Gölcük’teki Egzoz ve Kirlilik Sorunu: TÜVTÜRK Tesisleri
Gölcük karayolu üzerindeki TÜVTÜRK tesislerini çoğunuz bilirsiniz, değil mi? TÜVTÜRK tesislerinin arkasındaki mahalle halkı uzun süredir sesini duyuramıyor. Gölcük’te de Kartepe’de olduğu gibi bir Ahmet amcam var. Büyüklerimin deneyiminden faydalanmayı seviyorum. Ahmet amca “TÜVTÜRK hakkındaki şikayetleri devamlı dile getiriyoruz ancak ilgilenen yok” diyor. Tesislerin arkasındaki mahalle ikiye ayrılmış durumda ve tam anlamıyla egzoz dumanına ise kirliliğe boğulmuş.
Halıdere'de Taşocağı Tehlikesi: Doğaya Sahip Çıkmak
Gölcük’ün Halıdere Mahallesi’nde yeni bir taşocağı açılmak isteniyor. Daha önce aynı bölge için açılmak istenen taşocağı, halkın açtığı davayla durdurulmuş ve ÇED iptal edilmişti. Ancak bu kez başka bir firma, başka bir izinle geri döndü. Söylentilere göre yollar bile yapılmaya başlanmış.
Halıdere halkı sosyal medyada yeniden sesini yükseltiyor. Çünkü mesele yalnızca bir taşocağı değil; doğaya sahip çıkma meselesi. Halıdere'nin ormanları, yolları ve kıyısı yine tehdit altında.
Halıdere’nin gençleri yine kararlı. Bu taşocağını yaptırmayacaklar.

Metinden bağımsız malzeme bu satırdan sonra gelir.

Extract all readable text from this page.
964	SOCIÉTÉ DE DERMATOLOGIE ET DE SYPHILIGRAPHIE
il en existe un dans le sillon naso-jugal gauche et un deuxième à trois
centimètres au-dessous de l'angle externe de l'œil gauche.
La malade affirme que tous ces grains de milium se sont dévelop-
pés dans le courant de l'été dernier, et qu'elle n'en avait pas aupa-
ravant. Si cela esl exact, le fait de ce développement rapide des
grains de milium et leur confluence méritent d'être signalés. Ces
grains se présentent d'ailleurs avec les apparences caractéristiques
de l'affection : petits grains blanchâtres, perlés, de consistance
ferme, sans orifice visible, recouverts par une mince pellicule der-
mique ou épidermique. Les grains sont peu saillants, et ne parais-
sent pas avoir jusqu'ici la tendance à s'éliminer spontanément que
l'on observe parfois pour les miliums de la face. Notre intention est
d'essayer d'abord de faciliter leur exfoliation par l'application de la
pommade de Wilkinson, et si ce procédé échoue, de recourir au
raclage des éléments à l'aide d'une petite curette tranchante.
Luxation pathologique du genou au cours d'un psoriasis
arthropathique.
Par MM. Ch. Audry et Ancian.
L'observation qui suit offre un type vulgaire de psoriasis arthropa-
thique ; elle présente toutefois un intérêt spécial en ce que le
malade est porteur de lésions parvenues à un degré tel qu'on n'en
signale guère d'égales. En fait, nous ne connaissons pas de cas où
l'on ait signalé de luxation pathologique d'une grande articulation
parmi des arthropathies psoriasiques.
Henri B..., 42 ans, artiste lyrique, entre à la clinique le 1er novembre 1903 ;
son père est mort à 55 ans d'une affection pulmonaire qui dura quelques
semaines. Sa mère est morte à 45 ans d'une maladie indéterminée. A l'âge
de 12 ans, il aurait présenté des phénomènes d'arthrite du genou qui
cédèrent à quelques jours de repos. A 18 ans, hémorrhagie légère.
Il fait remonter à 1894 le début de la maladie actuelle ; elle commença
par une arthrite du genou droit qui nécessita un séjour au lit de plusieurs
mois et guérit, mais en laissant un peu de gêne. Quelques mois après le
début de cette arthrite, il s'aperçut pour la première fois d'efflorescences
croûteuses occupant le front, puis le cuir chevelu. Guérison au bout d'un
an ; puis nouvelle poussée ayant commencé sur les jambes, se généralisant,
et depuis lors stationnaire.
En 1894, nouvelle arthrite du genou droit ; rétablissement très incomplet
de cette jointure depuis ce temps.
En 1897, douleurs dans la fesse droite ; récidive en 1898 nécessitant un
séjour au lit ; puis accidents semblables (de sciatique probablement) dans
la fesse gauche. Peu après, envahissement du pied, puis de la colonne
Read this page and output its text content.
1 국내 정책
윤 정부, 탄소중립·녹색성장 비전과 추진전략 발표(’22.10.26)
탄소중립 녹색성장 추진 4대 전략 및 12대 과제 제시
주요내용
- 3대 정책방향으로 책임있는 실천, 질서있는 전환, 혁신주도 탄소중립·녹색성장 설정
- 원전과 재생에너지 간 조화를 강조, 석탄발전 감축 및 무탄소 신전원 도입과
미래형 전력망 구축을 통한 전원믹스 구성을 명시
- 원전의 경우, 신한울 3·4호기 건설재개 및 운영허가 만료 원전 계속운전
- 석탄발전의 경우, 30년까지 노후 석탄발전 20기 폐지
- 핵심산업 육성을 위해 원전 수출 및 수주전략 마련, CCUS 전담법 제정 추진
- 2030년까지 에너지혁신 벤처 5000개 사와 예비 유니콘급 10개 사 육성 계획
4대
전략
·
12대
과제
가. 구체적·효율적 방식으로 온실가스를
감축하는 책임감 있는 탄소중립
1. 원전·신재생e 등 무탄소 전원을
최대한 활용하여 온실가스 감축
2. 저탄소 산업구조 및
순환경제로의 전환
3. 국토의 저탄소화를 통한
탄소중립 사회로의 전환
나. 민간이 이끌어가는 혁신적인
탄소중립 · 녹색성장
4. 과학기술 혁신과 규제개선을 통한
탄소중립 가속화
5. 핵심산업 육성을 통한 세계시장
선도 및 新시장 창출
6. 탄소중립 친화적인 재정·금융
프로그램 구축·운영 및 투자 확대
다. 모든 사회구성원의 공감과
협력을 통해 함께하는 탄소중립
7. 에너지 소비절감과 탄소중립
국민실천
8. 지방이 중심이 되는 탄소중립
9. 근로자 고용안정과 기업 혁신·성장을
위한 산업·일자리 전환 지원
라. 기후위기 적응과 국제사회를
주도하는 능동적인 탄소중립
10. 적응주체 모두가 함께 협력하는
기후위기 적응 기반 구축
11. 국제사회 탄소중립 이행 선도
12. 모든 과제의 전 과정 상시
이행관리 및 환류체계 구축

Sosyal medyada Halıdere ile ilgili gruplarda seslerini duyurmaya çalışıyorlar ama artık sokağa çıkmaya kararlılar…
Karamürsel: Sessiz Kirliliğin Kıskacında
Karamürsel’de ilk bakışta büyük bir çevre sorunu görünmeyebilir. Ama bu, sorunların olmadığı anlamına gelmiyor. İlçeye bağlı Taşağıl bölgesinde faaliyet gösteren bir taşocağı hâlâ çalışıyor. Ruhsatı 2026 yılına kadar geçerli. Sessizce dağlar oyuluyor, çevre değişiyor.
Bununla da sınırlı değil. Yalova’daki özel tersanelerden denize karışan kirlilik, akıntı yoluyla Karamürsel kıyılarına ulaşıyor. Karşı kıyıdaki sanayi tesislerinden gelen hava kirliliği ise kuzey rüzgarlarıyla Karamürsel’e taşınıyor. Yani ilçe, hem sudan hem havadan çevresel yük alıyor. Görünmeyen, konuşulmayan bir tehlike: Sessiz kirlilik.
Aynı Deniz, Aynı Hava, Aynı Mücadele
Gölcük ve Karamürsel… Aynı kıyının çocukları. Aynı denizi paylaşıyorlar, aynı gökyüzüne bakıyorlar, aynı tehditlerle karşı karşıyalar.
Bir derenin kirlenmesi yalnızca bir mahalleyi ilgilendirmiyor. Bir taşocağının açılması sadece kuşların göçünü etkilemiyor. Her parça, bütünün içinde bir yankı oluşturuyor.
Bakalım gelecek hafta Kocaeli’nin kanayan yarası batı yakasındaki ilçelerde nelerle karşılaşacağız?
Doğayı korumak; yalnızca çevrecilerin, derneklerin, meclis üyelerinin değil, hepimizin görevi. Kocaeli’de doğa artık sessiz değil. Ama biz onu duyabiliyor muyuz?